Nations-Unies (New York) – La participation pleine et effective des femmes à la vie publique à travers le monde et l’élimination de la violence et des discriminations les touchant sont les mots d’ordre de la 65è session de la Commission de la condition de la femme – CSW65 – qui se tient de manière hybride aux Nations-Unies à New York (15-26 mars).

La première semaine des travaux de cette commission a été l’occasion pour plusieurs hauts responsables des Nations-Unies et représentants des Etats membres de mettre un accent particulier sur l’importance cruciale de hisser les droits des femmes, étant donné leur rôle de premier plan au sein de la société et dans la réalisation du développement durable.

Et pour cause. Le constat au niveau mondial est choquant : les femmes sont largement exclues de l’exercice des plus hautes responsabilités, en ce sens qu’elles ne comptent que pour un quart des parlementaires, un tiers des élus locaux et un cinquième des ministres de la planète.
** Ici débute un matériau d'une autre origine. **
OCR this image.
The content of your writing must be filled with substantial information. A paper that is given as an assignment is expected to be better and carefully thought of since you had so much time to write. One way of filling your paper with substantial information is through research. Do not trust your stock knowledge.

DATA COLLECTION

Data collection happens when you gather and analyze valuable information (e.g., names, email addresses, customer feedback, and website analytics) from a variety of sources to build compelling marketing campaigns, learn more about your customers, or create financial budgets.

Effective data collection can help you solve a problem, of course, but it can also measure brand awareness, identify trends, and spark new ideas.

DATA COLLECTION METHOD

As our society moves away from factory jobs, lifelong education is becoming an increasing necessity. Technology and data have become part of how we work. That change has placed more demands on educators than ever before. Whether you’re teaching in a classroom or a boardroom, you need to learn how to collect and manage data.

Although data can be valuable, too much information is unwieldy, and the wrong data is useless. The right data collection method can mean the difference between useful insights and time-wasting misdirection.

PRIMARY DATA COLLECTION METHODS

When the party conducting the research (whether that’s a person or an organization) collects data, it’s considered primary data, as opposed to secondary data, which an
Le monde risque de ne pas être en mesure de réaliser l’Agenda de développement durable à l’horizon 2030 “sans garantir la participation pleine et effective des femmes et la prise de décisions dans la vie publique, ainsi que l’élimination de la violence partout”, a averti le président de l’Assemblée générale des Nations-Unies, Volkan Bozkir.

“Ici, dans cette salle (de l’Assemblée générale), nous avons le pouvoir de créer un monde meilleur pour tous. L’Assemblée générale elle-même représente ce que beaucoup pensaient impossible, il y a soixante-quinze ans”, a lancé M. Bozkir.

“Aujourd’hui, je vous exhorte à faire preuve d’audace. Pour rendre possible, ce que certains peuvent juger «impossible»”, a-t-il lancé à l’ouverture de cette session de la Commission qui a pour thème prioritaire : “Participation pleine et effective des femmes à la prise de décisions dans la sphère publique, élimination de la violence, réalisation de l’égalité des sexes et autonomisation de toutes les femmes et de toutes les filles”.

De son côté, la Directrice exécutive d’ONU Femmes, Mlambo-Ngcuka, a rappelé que le leadership féminin est un accélérateur. “Là où les femmes dirigent, elles peuvent être un accélérateur et un catalyseur importants pour l’égalité des sexes partout”, a-t-elle assuré.

Le Secrétaire général de l’ONU, Antonio Guterres, a, pour sa part, constaté que seulement vingt-deux pays dans le monde sont dirigés par une femme. “Et au rythme actuel, la parité au niveau des chefs de gouvernement ne sera pas atteinte avant 2150”, a-t-il regretté.

“Vous avez bien entendu : encore 130 années dominées par des hommes qui prendront le même genre de décisions qu’ils ont prises depuis les 130 dernières années, depuis toujours”, a dit le chef de l’ONU devant les représentants des Etats membres à New York.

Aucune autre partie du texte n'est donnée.